The Nature of Kingship
The Weather-World in Nineteenth-Century Vietnam
The Nature of Kingship is an innovative exploration of dynastic power and the environment in nineteenth-century Vietnam. It offers important insights into Vietnamese kingship by delving into the intricate workings of the Nguyễn court and its interactions with the natural world.
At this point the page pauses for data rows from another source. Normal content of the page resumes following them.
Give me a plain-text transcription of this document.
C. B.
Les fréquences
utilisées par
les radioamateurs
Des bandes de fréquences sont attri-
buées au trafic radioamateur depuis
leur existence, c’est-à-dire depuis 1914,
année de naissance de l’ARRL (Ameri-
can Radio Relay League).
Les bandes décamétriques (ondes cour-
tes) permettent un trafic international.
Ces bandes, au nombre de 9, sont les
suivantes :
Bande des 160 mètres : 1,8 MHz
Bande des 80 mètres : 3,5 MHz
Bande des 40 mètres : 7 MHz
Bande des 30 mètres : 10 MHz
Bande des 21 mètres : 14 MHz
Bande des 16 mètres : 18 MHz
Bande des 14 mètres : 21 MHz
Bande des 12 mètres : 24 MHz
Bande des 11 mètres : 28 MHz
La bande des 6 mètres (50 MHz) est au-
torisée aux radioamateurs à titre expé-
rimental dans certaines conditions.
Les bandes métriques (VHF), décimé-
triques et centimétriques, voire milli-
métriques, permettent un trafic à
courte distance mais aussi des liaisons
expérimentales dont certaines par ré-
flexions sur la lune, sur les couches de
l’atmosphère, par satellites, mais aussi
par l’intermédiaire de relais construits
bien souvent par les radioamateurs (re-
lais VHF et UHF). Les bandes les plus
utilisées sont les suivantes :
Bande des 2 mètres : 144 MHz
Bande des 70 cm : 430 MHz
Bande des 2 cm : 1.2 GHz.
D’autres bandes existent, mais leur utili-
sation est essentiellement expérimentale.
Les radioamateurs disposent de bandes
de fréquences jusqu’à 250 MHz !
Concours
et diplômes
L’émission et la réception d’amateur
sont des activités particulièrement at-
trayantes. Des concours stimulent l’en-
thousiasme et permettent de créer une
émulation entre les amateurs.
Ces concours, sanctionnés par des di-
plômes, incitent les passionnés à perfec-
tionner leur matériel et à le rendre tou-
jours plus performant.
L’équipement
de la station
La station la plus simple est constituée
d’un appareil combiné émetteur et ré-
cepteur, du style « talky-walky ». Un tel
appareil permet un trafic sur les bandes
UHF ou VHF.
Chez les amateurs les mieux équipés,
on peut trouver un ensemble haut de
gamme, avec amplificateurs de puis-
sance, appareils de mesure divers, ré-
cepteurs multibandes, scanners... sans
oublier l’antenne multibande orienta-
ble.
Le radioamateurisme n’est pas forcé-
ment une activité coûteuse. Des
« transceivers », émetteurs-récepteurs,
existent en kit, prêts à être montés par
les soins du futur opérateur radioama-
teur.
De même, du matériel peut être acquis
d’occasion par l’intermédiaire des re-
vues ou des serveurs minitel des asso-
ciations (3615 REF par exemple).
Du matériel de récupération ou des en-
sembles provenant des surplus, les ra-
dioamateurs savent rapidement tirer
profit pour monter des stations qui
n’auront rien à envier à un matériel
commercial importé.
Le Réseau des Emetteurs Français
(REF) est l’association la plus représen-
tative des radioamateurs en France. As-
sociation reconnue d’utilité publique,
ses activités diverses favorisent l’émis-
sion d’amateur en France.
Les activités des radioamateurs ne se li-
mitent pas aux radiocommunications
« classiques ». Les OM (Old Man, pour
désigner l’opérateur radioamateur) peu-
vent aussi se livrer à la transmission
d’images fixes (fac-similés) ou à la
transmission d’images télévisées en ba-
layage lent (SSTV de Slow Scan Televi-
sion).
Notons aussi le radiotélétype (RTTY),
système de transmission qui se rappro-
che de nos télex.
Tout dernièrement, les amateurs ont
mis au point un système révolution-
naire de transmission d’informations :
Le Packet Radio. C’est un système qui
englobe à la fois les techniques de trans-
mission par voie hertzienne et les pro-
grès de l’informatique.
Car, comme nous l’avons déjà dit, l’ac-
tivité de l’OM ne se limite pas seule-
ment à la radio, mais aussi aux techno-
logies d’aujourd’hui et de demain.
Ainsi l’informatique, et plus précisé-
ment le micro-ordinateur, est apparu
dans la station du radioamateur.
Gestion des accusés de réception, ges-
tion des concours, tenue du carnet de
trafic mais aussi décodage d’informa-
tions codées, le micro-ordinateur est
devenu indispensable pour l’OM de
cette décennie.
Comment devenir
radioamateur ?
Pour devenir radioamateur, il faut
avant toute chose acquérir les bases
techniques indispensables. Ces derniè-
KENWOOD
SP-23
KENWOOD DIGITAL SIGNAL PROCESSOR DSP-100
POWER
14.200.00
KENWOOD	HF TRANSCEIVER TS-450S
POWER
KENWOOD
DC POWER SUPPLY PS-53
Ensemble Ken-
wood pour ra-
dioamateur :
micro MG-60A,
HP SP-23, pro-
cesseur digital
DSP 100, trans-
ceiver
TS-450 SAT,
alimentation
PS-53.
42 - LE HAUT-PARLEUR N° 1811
Weaving together a rich array of sources including official histories, royal poetry, astrological manuals, geography texts, and provincial gazetteers, Kathryn Dyt vividly demonstrates how Nguyễn governance and court hierarchies were intertwined with a powerful, agentive, and emotional “weather-world”—a world inhabited by ecological actors such as rain, wind, land, and skies.
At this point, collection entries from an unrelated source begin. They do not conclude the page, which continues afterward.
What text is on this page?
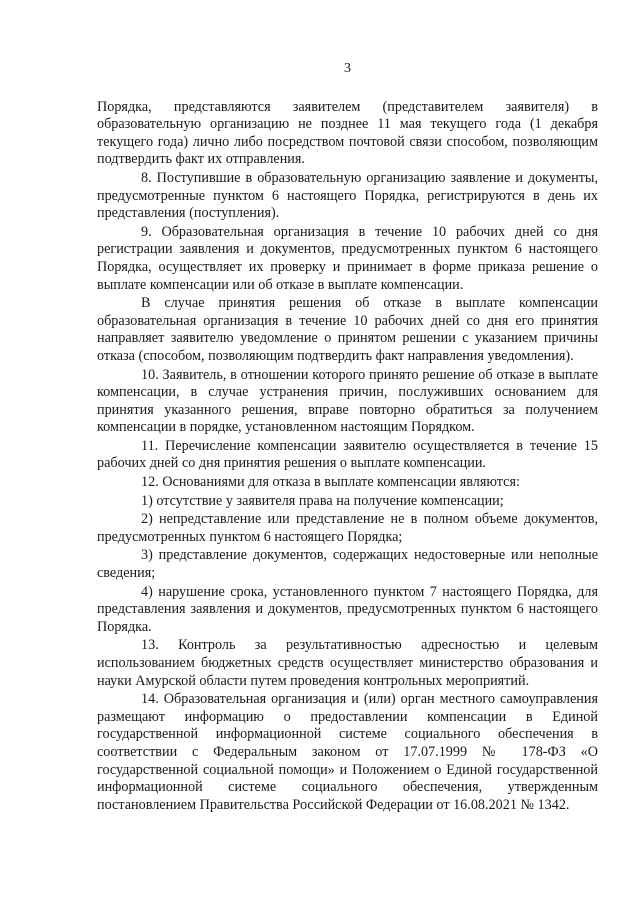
3

Порядка, представляются заявителем (представителем заявителя) в образовательную организацию не позднее 11 мая текущего года (1 декабря текущего года) лично либо посредством почтовой связи способом, позволяющим подтвердить факт их отправления.

8. Поступившие в образовательную организацию заявление и документы, предусмотренные пунктом 6 настоящего Порядка, регистрируются в день их представления (поступления).

9. Образовательная организация в течение 10 рабочих дней со дня регистрации заявления и документов, предусмотренных пунктом 6 настоящего Порядка, осуществляет их проверку и принимает в форме приказа решение о выплате компенсации или об отказе в выплате компенсации.

В случае принятия решения об отказе в выплате компенсации образовательная организация в течение 10 рабочих дней со дня его принятия направляет заявителю уведомление о принятом решении с указанием причины отказа (способом, позволяющим подтвердить факт направления уведомления).

10. Заявитель, в отношении которого принято решение об отказе в выплате компенсации, в случае устранения причин, послуживших основанием для принятия указанного решения, вправе повторно обратиться за получением компенсации в порядке, установленном настоящим Порядком.

11. Перечисление компенсации заявителю осуществляется в течение 15 рабочих дней со дня принятия решения о выплате компенсации.

12. Основаниями для отказа в выплате компенсации являются:

1) отсутствие у заявителя права на получение компенсации;

2) непредставление или представление не в полном объеме документов, предусмотренных пунктом 6 настоящего Порядка;

3) представление документов, содержащих недостоверные или неполные сведения;

4) нарушение срока, установленного пунктом 7 настоящего Порядка, для представления заявления и документов, предусмотренных пунктом 6 настоящего Порядка.

13. Контроль за результативностью адресностью и целевым использованием бюджетных средств осуществляет министерство образования и науки Амурской области путем проведения контрольных мероприятий.

14. Образовательная организация и (или) орган местного самоуправления размещают информацию о предоставлении компенсации в Единой государственной информационной системе социального обеспечения в соответствии с Федеральным законом от 17.07.1999 № 178-ФЗ «О государственной социальной помощи» и Положением о Единой государственной информационной системе социального обеспечения, утвержденным постановлением Правительства Российской Федерации от 16.08.2021 № 1342.
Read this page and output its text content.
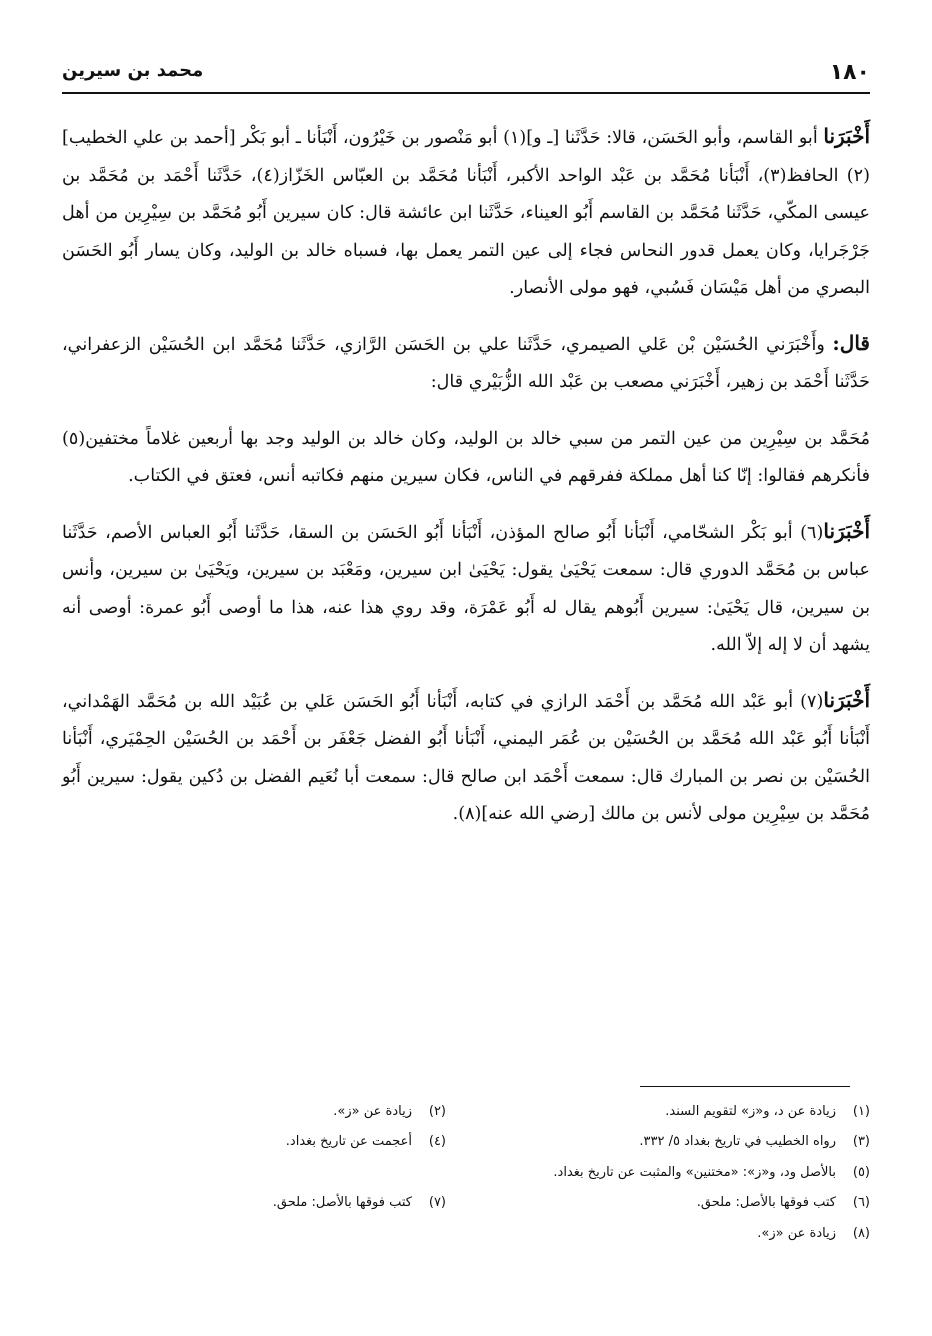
١٨٠
محمد بن سيرين

أَخْبَرَنا أبو القاسم، وأبو الحَسَن، قالا: حَدَّثَنا [ـ و](١) أبو مَنْصور بن خَيْرُون، أَنْبَأنا ـ أبو بَكْر [أحمد بن علي الخطيب](٢) الحافظ(٣)، أَنْبَأنا مُحَمَّد بن عَبْد الواحد الأكبر، أَنْبَأنا مُحَمَّد بن العبّاس الخَزّاز(٤)، حَدَّثَنا أَحْمَد بن مُحَمَّد بن عيسى المكّي، حَدَّثَنا مُحَمَّد بن القاسم أَبُو العيناء، حَدَّثَنا ابن عائشة قال: كان سيرين أَبُو مُحَمَّد بن سِيْرِين من أهل جَرْجَرايا، وكان يعمل قدور النحاس فجاء إلى عين التمر يعمل بها، فسباه خالد بن الوليد، وكان يسار أَبُو الحَسَن البصري من أهل مَيْسَان فَسُبي، فهو مولى الأنصار.

قال: وأَخْبَرَني الحُسَيْن بْن عَلي الصيمري، حَدَّثَنا علي بن الحَسَن الرَّازي، حَدَّثَنا مُحَمَّد ابن الحُسَيْن الزعفراني، حَدَّثَنا أَحْمَد بن زهير، أَخْبَرَني مصعب بن عَبْد الله الزُّبَيْري قال:

مُحَمَّد بن سِيْرِين من عين التمر من سبي خالد بن الوليد، وكان خالد بن الوليد وجد بها أربعين غلاماً مختفين(٥) فأنكرهم فقالوا: إنّا كنا أهل مملكة ففرقهم في الناس، فكان سيرين منهم فكاتبه أنس، فعتق في الكتاب.

أَخْبَرَنا(٦) أبو بَكْر الشحّامي، أَنْبَأنا أَبُو صالح المؤذن، أَنْبَأنا أَبُو الحَسَن بن السقا، حَدَّثَنا أَبُو العباس الأصم، حَدَّثَنا عباس بن مُحَمَّد الدوري قال: سمعت يَحْيَىٰ يقول: يَحْيَىٰ ابن سيرين، ومَعْبَد بن سيرين، ويَحْيَىٰ بن سيرين، وأنس بن سيرين، قال يَحْيَىٰ: سيرين أَبُوهم يقال له أَبُو عَمْرَة، وقد روي هذا عنه، هذا ما أوصى أَبُو عمرة: أوصى أنه يشهد أن لا إله إلاّ الله.

أَخْبَرَنا(٧) أبو عَبْد الله مُحَمَّد بن أَحْمَد الرازي في كتابه، أَنْبَأنا أَبُو الحَسَن عَلي بن عُبَيْد الله بن مُحَمَّد الهَمْداني، أَنْبَأنا أَبُو عَبْد الله مُحَمَّد بن الحُسَيْن بن عُمَر اليمني، أَنْبَأنا أَبُو الفضل جَعْفَر بن أَحْمَد بن الحُسَيْن الحِمْيَري، أَنْبَأنا الحُسَيْن بن نصر بن المبارك قال: سمعت أَحْمَد ابن صالح قال: سمعت أبا نُعَيم الفضل بن دُكين يقول: سيرين أَبُو مُحَمَّد بن سِيْرِين مولى لأنس بن مالك [رضي الله عنه](٨).

(١)
زيادة عن د، و«ز» لتقويم السند.
(٢)
زيادة عن «ز».
(٣)
رواه الخطيب في تاريخ بغداد ٥/ ٣٣٢.
(٤)
أعجمت عن تاريخ بغداد.
(٥)
بالأصل ود، و«ز»: «مختنين» والمثبت عن تاريخ بغداد.
(٦)
كتب فوقها بالأصل: ملحق.
(٧)
كتب فوقها بالأصل: ملحق.
(٨)
زيادة عن «ز».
While previous narratives have often faulted Nguyễn rulers for being aloof and detached from their surroundings, this new study considers how Nguyễn dynastic rule was in fact highly responsive to its setting and sensitive to the environment. It shows that Nguyễn kings were not static, inert individuals, cut off from the world, but rather were intensely engaged with their environment and its cosmological and spiritual dimensions. Placing kings in the thick of lived experience, in a land perceived to be alive and responsive to human incantations, prayers, and pleas, this account demonstrates how Nguyễn rulers consolidated their authority through displays of superior weather knowledge and modes of affective rule rooted in reciprocal emotional resonance with the weather-world. The king’s exemplary affective responsiveness to the weather was central to his preeminence and it was a means by which the court validated its power within Vietnam’s extensive social field. Exploring kingship from phenomenological perspectives, this wide-reaching study addresses diverse forms of court engagement with the environment, including the observation of astronomical and meteorological phenomena, divination practices, rainmaking rituals, travel through the kingdom, the writing of environmental histories, and imperial poetry.
Kathryn Dyt’s The Nature of Kingship is an exciting and important contribution to our understanding of nineteenth-century Vietnamese kingship as seen through the lens of weather. Her highly engaging book, based on a wide reading of primary sources and secondary scholarship, explores how Vietnamese emperors thought about and sought to control weather phenomena throughout their kingdom. Dyt convincingly demonstrates that both phenomenological and conceptual weather elements were central to imperial thinking and to Vietnamese rule more generally. In doing so, she challenges conventional portrayals of these emperors simply as military or political strategists, rather than as rulers with particular relationships to their lands and people.
Kathryn Dyt is a British Academy Postdoctoral Fellow in the History Department at SOAS, University of London.